Spring is still a few weeks away. But you don’t have to wait until then to go green—at least when it comes to your heart.
For starters, there’s good news about the benefits of green tea. A growing volume of data ties this tasty brew to better heart health.
In the most recent research—published in the journal, Stroke—people who had had heart attacks and stroke were asked about their health habits, including their diet, and followed for about 20 years. The data showed that drinking 7 cups of green tea a day lowered the risk of death among stroke survivors by 62%. Heart attack survivors who drank that amount of tea had a 53% percent lower risk of death.
Green tea may also help to prevent a first heart attack or stroke, according to a study in The American Journal of Clinical Nutrition, which included data from 13 other studies. The study found that people who drank the most green tea had a 28% lower risk for heart problems like heart attacks than those who drank the least amount of green tea.
Why is green tea good for your heart? The benefits come from substances called polyphenols—a type of antioxidant. Antioxidants attack chemicals called oxidants, which can harm blood vessel walls possibly leading to heart attacks and strokes.
Eating green can also make a difference in your heart health. A new twist on the Mediterranean diet, called the green Mediterranean diet, is a good start.
The Mediterranean diet is a mostly plant-based eating pattern. It consists of plenty of vegetables and fruits; lean meat, particularly fish and poultry; legumes; low-fat dairy products; whole grains; nuts and seeds; and olive oil.
Many studies have found that eating the Mediterranean way is good for the heart. For example, a study in Annals of Internal Medicine showed that people on the eating plan saw improvements in several heart risk factors. These included blood sugar levels, blood pressure, the ratio of total to “good” HDL cholesterol, and levels of C-reactive protein (CRP), a marker of inflammation that is often high among people with heart problems.
You may get even more benefits from the new “green” Mediterranean diet. What’s the difference? To follow this eating plan, you adopt the Mediterranean diet and take it a step further. Try to:
- Cut out almost all red meat and focus on high-fiber foods and healthy fats.
- Drink 3 to 4 cups of green tea a day
- Eat 28 grams of walnuts (a small fistful) every day.
- Try an aquatic plant called duckweed.
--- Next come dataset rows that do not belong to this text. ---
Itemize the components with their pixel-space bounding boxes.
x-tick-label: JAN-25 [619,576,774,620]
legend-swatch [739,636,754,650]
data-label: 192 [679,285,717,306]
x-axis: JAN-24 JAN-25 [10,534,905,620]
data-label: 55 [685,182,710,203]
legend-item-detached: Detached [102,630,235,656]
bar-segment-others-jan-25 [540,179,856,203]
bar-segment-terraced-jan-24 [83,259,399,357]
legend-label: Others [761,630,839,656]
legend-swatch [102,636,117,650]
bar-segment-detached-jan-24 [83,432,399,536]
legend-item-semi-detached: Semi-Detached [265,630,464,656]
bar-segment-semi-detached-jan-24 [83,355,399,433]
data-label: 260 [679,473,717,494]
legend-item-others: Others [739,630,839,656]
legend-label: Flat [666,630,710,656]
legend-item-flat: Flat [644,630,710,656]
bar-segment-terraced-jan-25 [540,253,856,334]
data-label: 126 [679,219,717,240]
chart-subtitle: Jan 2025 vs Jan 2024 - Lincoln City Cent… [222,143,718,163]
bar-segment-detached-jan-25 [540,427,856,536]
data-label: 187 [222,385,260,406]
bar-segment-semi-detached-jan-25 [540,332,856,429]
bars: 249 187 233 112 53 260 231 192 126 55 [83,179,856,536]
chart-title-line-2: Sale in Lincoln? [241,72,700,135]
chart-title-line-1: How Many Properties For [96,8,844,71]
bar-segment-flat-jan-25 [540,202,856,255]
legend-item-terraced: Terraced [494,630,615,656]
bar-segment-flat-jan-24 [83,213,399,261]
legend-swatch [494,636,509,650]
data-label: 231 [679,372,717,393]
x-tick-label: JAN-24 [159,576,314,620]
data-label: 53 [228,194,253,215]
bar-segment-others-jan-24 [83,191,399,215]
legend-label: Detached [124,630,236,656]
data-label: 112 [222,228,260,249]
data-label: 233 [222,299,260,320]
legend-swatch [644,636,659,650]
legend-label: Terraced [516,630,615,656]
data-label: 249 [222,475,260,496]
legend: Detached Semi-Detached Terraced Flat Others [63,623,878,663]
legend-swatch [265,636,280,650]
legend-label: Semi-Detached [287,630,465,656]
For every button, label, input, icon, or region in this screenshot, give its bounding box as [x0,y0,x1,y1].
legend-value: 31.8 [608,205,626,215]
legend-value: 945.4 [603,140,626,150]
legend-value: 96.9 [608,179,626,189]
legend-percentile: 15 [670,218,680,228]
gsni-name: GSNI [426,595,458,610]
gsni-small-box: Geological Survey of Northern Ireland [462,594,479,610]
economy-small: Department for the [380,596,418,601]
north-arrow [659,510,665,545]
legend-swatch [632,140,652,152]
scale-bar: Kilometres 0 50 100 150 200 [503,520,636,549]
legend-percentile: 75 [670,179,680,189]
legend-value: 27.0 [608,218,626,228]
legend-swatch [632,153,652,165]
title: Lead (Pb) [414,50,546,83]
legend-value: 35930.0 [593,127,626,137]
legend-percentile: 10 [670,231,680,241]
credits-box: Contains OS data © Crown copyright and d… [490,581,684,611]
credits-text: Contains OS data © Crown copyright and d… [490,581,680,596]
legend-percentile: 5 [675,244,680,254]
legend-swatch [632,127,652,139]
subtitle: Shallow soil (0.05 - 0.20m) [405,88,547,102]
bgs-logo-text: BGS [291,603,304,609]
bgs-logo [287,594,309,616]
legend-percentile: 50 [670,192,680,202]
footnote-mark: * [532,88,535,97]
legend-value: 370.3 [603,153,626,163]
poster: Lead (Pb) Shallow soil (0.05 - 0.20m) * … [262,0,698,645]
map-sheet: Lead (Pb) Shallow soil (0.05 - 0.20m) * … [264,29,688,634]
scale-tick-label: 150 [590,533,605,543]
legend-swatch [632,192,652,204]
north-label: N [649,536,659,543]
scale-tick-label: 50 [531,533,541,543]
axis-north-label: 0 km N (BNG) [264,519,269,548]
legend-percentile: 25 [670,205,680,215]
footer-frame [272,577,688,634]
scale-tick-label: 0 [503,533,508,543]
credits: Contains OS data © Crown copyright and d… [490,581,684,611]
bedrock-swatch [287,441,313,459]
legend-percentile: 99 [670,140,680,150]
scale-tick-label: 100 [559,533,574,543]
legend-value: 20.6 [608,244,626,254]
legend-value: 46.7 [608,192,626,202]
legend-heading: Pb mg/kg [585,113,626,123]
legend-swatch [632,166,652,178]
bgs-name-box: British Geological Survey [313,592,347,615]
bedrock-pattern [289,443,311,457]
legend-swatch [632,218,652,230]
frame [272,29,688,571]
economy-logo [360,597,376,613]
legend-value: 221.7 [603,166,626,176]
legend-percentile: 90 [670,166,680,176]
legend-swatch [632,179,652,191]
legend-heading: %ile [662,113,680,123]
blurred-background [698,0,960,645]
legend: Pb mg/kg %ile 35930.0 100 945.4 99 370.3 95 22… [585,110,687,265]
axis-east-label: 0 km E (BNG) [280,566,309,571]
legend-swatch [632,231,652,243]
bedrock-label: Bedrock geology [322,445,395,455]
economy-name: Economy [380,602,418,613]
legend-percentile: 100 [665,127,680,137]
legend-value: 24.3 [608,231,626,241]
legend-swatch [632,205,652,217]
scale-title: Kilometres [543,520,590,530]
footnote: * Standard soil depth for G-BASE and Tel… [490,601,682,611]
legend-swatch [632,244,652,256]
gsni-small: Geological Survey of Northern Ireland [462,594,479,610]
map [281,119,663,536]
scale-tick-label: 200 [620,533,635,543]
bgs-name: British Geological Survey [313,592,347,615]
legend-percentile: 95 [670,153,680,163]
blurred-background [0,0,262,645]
Similar in taste to watercress and spinach, this plant contains loads of heart-healthy omega-3 fats. (If you can’t find duckweed, you can also use hemp, chia, or flax seeds instead.) Smoothies are one way to add these substances to your diet.)
New research comparing the two types of Mediterranean diet showed that the green version was even better for heart health than the traditional version. Compared to people on the original diet, those who ate a green Mediterranean diet for six months lost more fat around the middle, saw greater improvements in their cholesterol levels and blood pressure, and had greater reductions in C-reactive protein.
While you’re going green, load up your grocery cart with broccoli, Brussels sprouts, leafy greens like kale, spinach, and collards, and avocados. With a wealth of antioxidants, fiber, and heart-healthy fats, these foods are sure to keep your heart and blood vessels in good working order, too!